①日本国から脱出すること(日本の空港から出れること)
②海外が受け入れてくれること(海外の空港から入れること)
①のハードルは、本作では実は存在していません。なぜなら、日本側は殺人遺伝子保有者の国外逃亡を推奨しているからです。それには2つの理由があります。ア殺人遺伝子保有者を殺すよりも逃した方がコストが掛からない、イ殺人遺伝子保有の有無のチェックに伴うコスト、リスクの海外への転嫁、です。
そこで、②のハードルだけが問題となるのですが、海外の国は、空港で遺伝子検査を実施しています。日本はこれに反対の姿勢を示していますが、検査後の遺伝情報の即時破棄を条件に、仕方なく認めています。
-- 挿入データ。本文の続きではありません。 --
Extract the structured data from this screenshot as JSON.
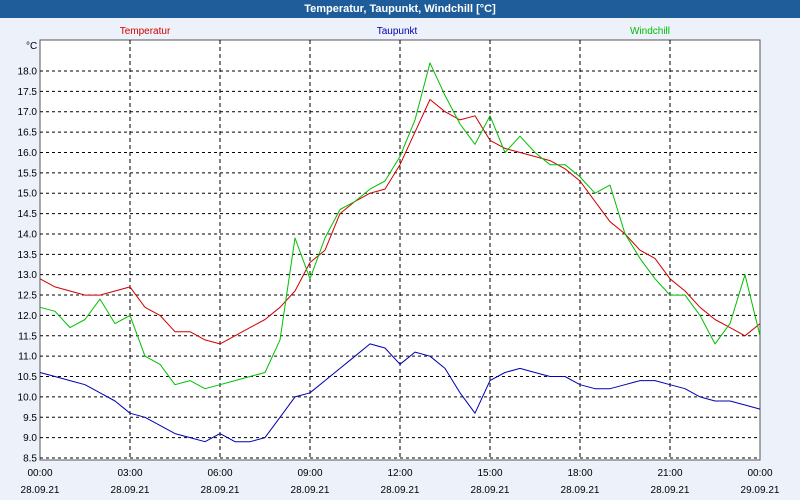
{
  "window": {
    "title": "Temperatur, Taupunkt, Windchill [°C]"
  },
  "chart_data": {
    "type": "line",
    "title": "Temperatur, Taupunkt, Windchill [°C]",
    "ylabel": "°C",
    "ylim": [
      8.5,
      18.5
    ],
    "yticks": [
      "18.0",
      "17.5",
      "17.0",
      "16.5",
      "16.0",
      "15.5",
      "15.0",
      "14.5",
      "14.0",
      "13.5",
      "13.0",
      "12.5",
      "12.0",
      "11.5",
      "11.0",
      "10.5",
      "10.0",
      "9.5",
      "9.0",
      "8.5"
    ],
    "xlim": [
      0,
      24
    ],
    "xticks": [
      {
        "time": "00:00",
        "date": "28.09.21"
      },
      {
        "time": "03:00",
        "date": "28.09.21"
      },
      {
        "time": "06:00",
        "date": "28.09.21"
      },
      {
        "time": "09:00",
        "date": "28.09.21"
      },
      {
        "time": "12:00",
        "date": "28.09.21"
      },
      {
        "time": "15:00",
        "date": "28.09.21"
      },
      {
        "time": "18:00",
        "date": "28.09.21"
      },
      {
        "time": "21:00",
        "date": "28.09.21"
      },
      {
        "time": "00:00",
        "date": "29.09.21"
      }
    ],
    "grid": true,
    "series": [
      {
        "name": "Temperatur",
        "color": "#D00000",
        "x": [
          0,
          0.5,
          1,
          1.5,
          2,
          2.5,
          3,
          3.5,
          4,
          4.5,
          5,
          5.5,
          6,
          6.5,
          7,
          7.5,
          8,
          8.5,
          9,
          9.5,
          10,
          10.5,
          11,
          11.5,
          12,
          12.5,
          13,
          13.5,
          14,
          14.5,
          15,
          15.5,
          16,
          16.5,
          17,
          17.5,
          18,
          18.5,
          19,
          19.5,
          20,
          20.5,
          21,
          21.5,
          22,
          22.5,
          23,
          23.5,
          24
        ],
        "values": [
          12.9,
          12.7,
          12.6,
          12.5,
          12.5,
          12.6,
          12.7,
          12.2,
          12.0,
          11.6,
          11.6,
          11.4,
          11.3,
          11.5,
          11.7,
          11.9,
          12.2,
          12.6,
          13.3,
          13.6,
          14.5,
          14.8,
          15.0,
          15.1,
          15.7,
          16.5,
          17.3,
          17.0,
          16.8,
          16.9,
          16.3,
          16.1,
          16.0,
          15.9,
          15.8,
          15.6,
          15.3,
          14.8,
          14.3,
          14.0,
          13.6,
          13.4,
          12.9,
          12.6,
          12.2,
          11.9,
          11.7,
          11.5,
          11.8
        ]
      },
      {
        "name": "Taupunkt",
        "color": "#0000B0",
        "x": [
          0,
          0.5,
          1,
          1.5,
          2,
          2.5,
          3,
          3.5,
          4,
          4.5,
          5,
          5.5,
          6,
          6.5,
          7,
          7.5,
          8,
          8.5,
          9,
          9.5,
          10,
          10.5,
          11,
          11.5,
          12,
          12.5,
          13,
          13.5,
          14,
          14.5,
          15,
          15.5,
          16,
          16.5,
          17,
          17.5,
          18,
          18.5,
          19,
          19.5,
          20,
          20.5,
          21,
          21.5,
          22,
          22.5,
          23,
          23.5,
          24
        ],
        "values": [
          10.6,
          10.5,
          10.4,
          10.3,
          10.1,
          9.9,
          9.6,
          9.5,
          9.3,
          9.1,
          9.0,
          8.9,
          9.1,
          8.9,
          8.9,
          9.0,
          9.5,
          10.0,
          10.1,
          10.4,
          10.7,
          11.0,
          11.3,
          11.2,
          10.8,
          11.1,
          11.0,
          10.7,
          10.1,
          9.6,
          10.4,
          10.6,
          10.7,
          10.6,
          10.5,
          10.5,
          10.3,
          10.2,
          10.2,
          10.3,
          10.4,
          10.4,
          10.3,
          10.2,
          10.0,
          9.9,
          9.9,
          9.8,
          9.7
        ]
      },
      {
        "name": "Windchill",
        "color": "#00C000",
        "x": [
          0,
          0.5,
          1,
          1.5,
          2,
          2.5,
          3,
          3.5,
          4,
          4.5,
          5,
          5.5,
          6,
          6.5,
          7,
          7.5,
          8,
          8.5,
          9,
          9.5,
          10,
          10.5,
          11,
          11.5,
          12,
          12.5,
          13,
          13.5,
          14,
          14.5,
          15,
          15.5,
          16,
          16.5,
          17,
          17.5,
          18,
          18.5,
          19,
          19.5,
          20,
          20.5,
          21,
          21.5,
          22,
          22.5,
          23,
          23.5,
          24
        ],
        "values": [
          12.2,
          12.1,
          11.7,
          11.9,
          12.4,
          11.8,
          12.0,
          11.0,
          10.8,
          10.3,
          10.4,
          10.2,
          10.3,
          10.4,
          10.5,
          10.6,
          11.4,
          13.9,
          12.9,
          13.9,
          14.6,
          14.8,
          15.1,
          15.3,
          15.9,
          16.8,
          18.2,
          17.4,
          16.7,
          16.2,
          16.9,
          16.0,
          16.4,
          16.0,
          15.7,
          15.7,
          15.4,
          15.0,
          15.2,
          14.0,
          13.4,
          12.9,
          12.5,
          12.5,
          12.0,
          11.3,
          11.8,
          13.0,
          11.5
        ]
      }
    ]
  }
}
いちかが握った情報である「フランス政府による遺伝情報の流用」の事実が日本で公になれば、日本はフランスに対して強硬な姿勢をとることが予想されます。つまり、フランスにだけ遺伝子検査の禁止を要請することが予想されます(バスティーユ監獄の破壊)。
これによって②のハードルが、フランスに逃亡する場合にのみクリアされることになるのです。